Yes more Christmas wrapping, but a different kind. Take your florist’s wire and wrap it around the left-hand side end of the rope a few times. You’re steadily going to wrap the wire all the way along the rope, tucking the foliage in as you go with the facing right. To get started take a piece of spruce, and some conifer, place them on top of you rope and wire, then wrap the wire around both to secure them.
Keep wrapping!
Keep adding foliage, and occasionally your berries and asparagus fern, and winding the wire round to secure them. You might want to keep trimming the stems if they’re very long.
TOP TIP: Try and keep it nice and flat so it’ll lie flat against the surface you put it on.
Finish by securing the wire
Once your nearly at the end of your rope, grab a piece of spruce and a piece of conifer, point them the other way to the rest of the garland and wire round them to secure them. This will hide the end of the rope.
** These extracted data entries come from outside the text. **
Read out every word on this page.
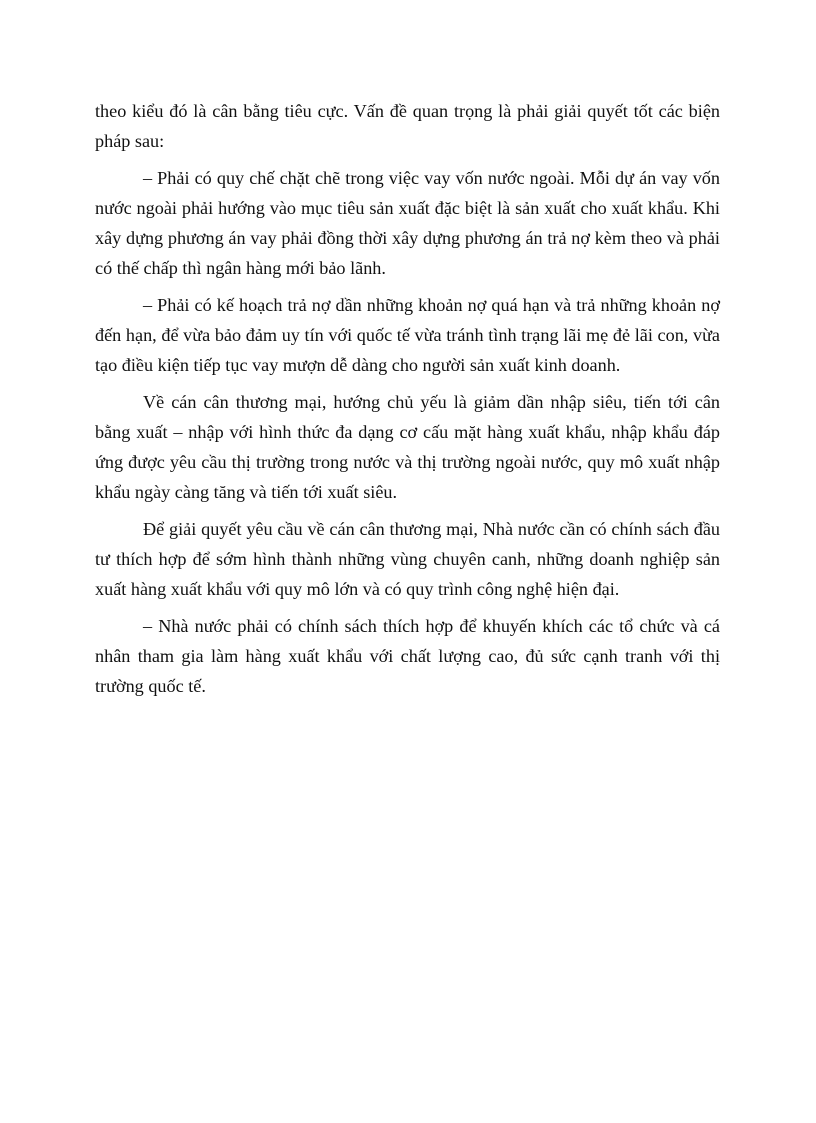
theo kiểu đó là cân bằng tiêu cực. Vấn đề quan trọng là phải giải quyết tốt các biện pháp sau:

– Phải có quy chế chặt chẽ trong việc vay vốn nước ngoài. Mỗi dự án vay vốn nước ngoài phải hướng vào mục tiêu sản xuất đặc biệt là sản xuất cho xuất khẩu. Khi xây dựng phương án vay phải đồng thời xây dựng phương án trả nợ kèm theo và phải có thế chấp thì ngân hàng mới bảo lãnh.

– Phải có kế hoạch trả nợ dần những khoản nợ quá hạn và trả những khoản nợ đến hạn, để vừa bảo đảm uy tín với quốc tế vừa tránh tình trạng lãi mẹ đẻ lãi con, vừa tạo điều kiện tiếp tục vay mượn dễ dàng cho người sản xuất kinh doanh.

Về cán cân thương mại, hướng chủ yếu là giảm dần nhập siêu, tiến tới cân bằng xuất – nhập với hình thức đa dạng cơ cấu mặt hàng xuất khẩu, nhập khẩu đáp ứng được yêu cầu thị trường trong nước và thị trường ngoài nước, quy mô xuất nhập khẩu ngày càng tăng và tiến tới xuất siêu.

Để giải quyết yêu cầu về cán cân thương mại, Nhà nước cần có chính sách đầu tư thích hợp để sớm hình thành những vùng chuyên canh, những doanh nghiệp sản xuất hàng xuất khẩu với quy mô lớn và có quy trình công nghệ hiện đại.

– Nhà nước phải có chính sách thích hợp để khuyến khích các tổ chức và cá nhân tham gia làm hàng xuất khẩu với chất lượng cao, đủ sức cạnh tranh với thị trường quốc tế.
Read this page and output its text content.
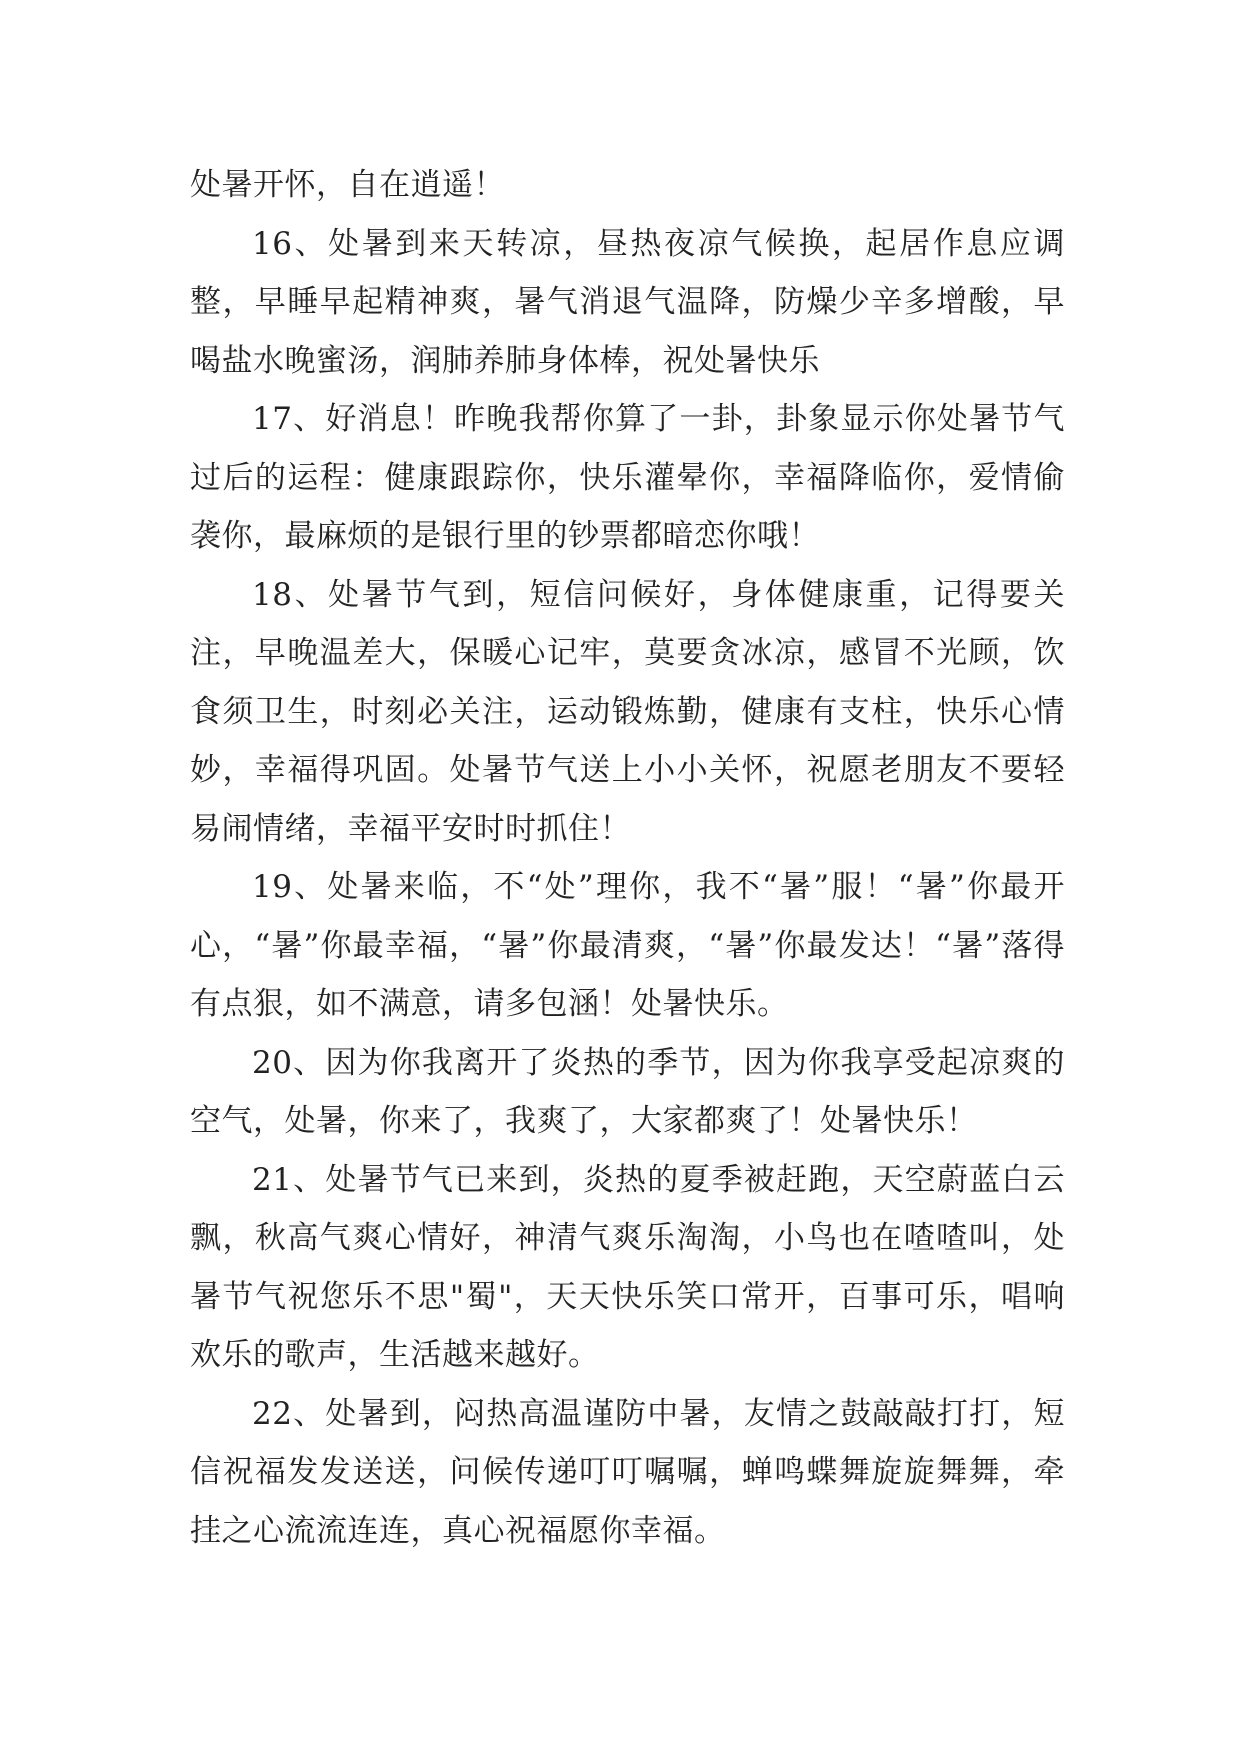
处暑开怀，自在逍遥！

16、处暑到来天转凉，昼热夜凉气候换，起居作息应调整，早睡早起精神爽，暑气消退气温降，防燥少辛多增酸，早喝盐水晚蜜汤，润肺养肺身体棒，祝处暑快乐

17、好消息！昨晚我帮你算了一卦，卦象显示你处暑节气过后的运程：健康跟踪你，快乐灌晕你，幸福降临你，爱情偷袭你，最麻烦的是银行里的钞票都暗恋你哦！

18、处暑节气到，短信问候好，身体健康重，记得要关注，早晚温差大，保暖心记牢，莫要贪冰凉，感冒不光顾，饮食须卫生，时刻必关注，运动锻炼勤，健康有支柱，快乐心情妙，幸福得巩固。处暑节气送上小小关怀，祝愿老朋友不要轻易闹情绪，幸福平安时时抓住！

19、处暑来临，不“处”理你，我不“暑”服！“暑”你最开心，“暑”你最幸福，“暑”你最清爽，“暑”你最发达！“暑”落得有点狠，如不满意，请多包涵！处暑快乐。

20、因为你我离开了炎热的季节，因为你我享受起凉爽的空气，处暑，你来了，我爽了，大家都爽了！处暑快乐！

21、处暑节气已来到，炎热的夏季被赶跑，天空蔚蓝白云飘，秋高气爽心情好，神清气爽乐淘淘，小鸟也在喳喳叫，处暑节气祝您乐不思"蜀"，天天快乐笑口常开，百事可乐，唱响欢乐的歌声，生活越来越好。

22、处暑到，闷热高温谨防中暑，友情之鼓敲敲打打，短信祝福发发送送，问候传递叮叮嘱嘱，蝉鸣蝶舞旋旋舞舞，牵挂之心流流连连，真心祝福愿你幸福。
Then flip the whole end of the garland over and pull your wire nice and tight. Leave a length of wire (around 15cm) and then cut it. Twist this round the rope to secure it, and trim any excess rope.
6. Add any finishing touches, like oranges
If you want you could stop here, because we’re sure the garland is already looking gorgeous. But if you wanted to finish it off – there’s a few bits you can add to make it look extra lovely. We’ve picked dried orange and pinecones. To attach an orange slice, take 15cm of wire and push it through the flesh just below the skin of the orange, pull the two bits of wire together and do a few twists, then pull the wire straight. To attach it to the garland push it through the foliage near the rope, then flip the garland over and find the end of the wire. Bend it back towards the orange, tucking it around the rope. Repeat for your other orange pieces and spread them along your garland.
7. Add pinecones
To attach the wire to a pinecone, grab one and have the pointy end facing towards you. Take a 15cm piece of wire and thread it through the cone, so you have equal amounts either side. Pull one of the sides around the bottom of the cone, nice and tight, so it joins the other piece of wire. Entire the wire, then straight it out – now it’s ready to attach to the garland the same way you did your orange slices.
8. Display it for all to admire.
Voila, your gorgeous garland is done! All you need to do is gently move it to where it’ll be on show and soak up the joy of making something so lovely (and low impact on the planet).
Making a sustainable Christmas garland
‘Sustainable’ is a funny phrase – what does it really mean? Well, here we’re using it to mean a garland that doesn’t use irreplaceable natural resources, cause environmental harm or upset the balance of our planet’s ecosystems. We want garlands that are green in every sense! There are a few ways to make sure your homemade garland is sustainable, and a few things to watch out for.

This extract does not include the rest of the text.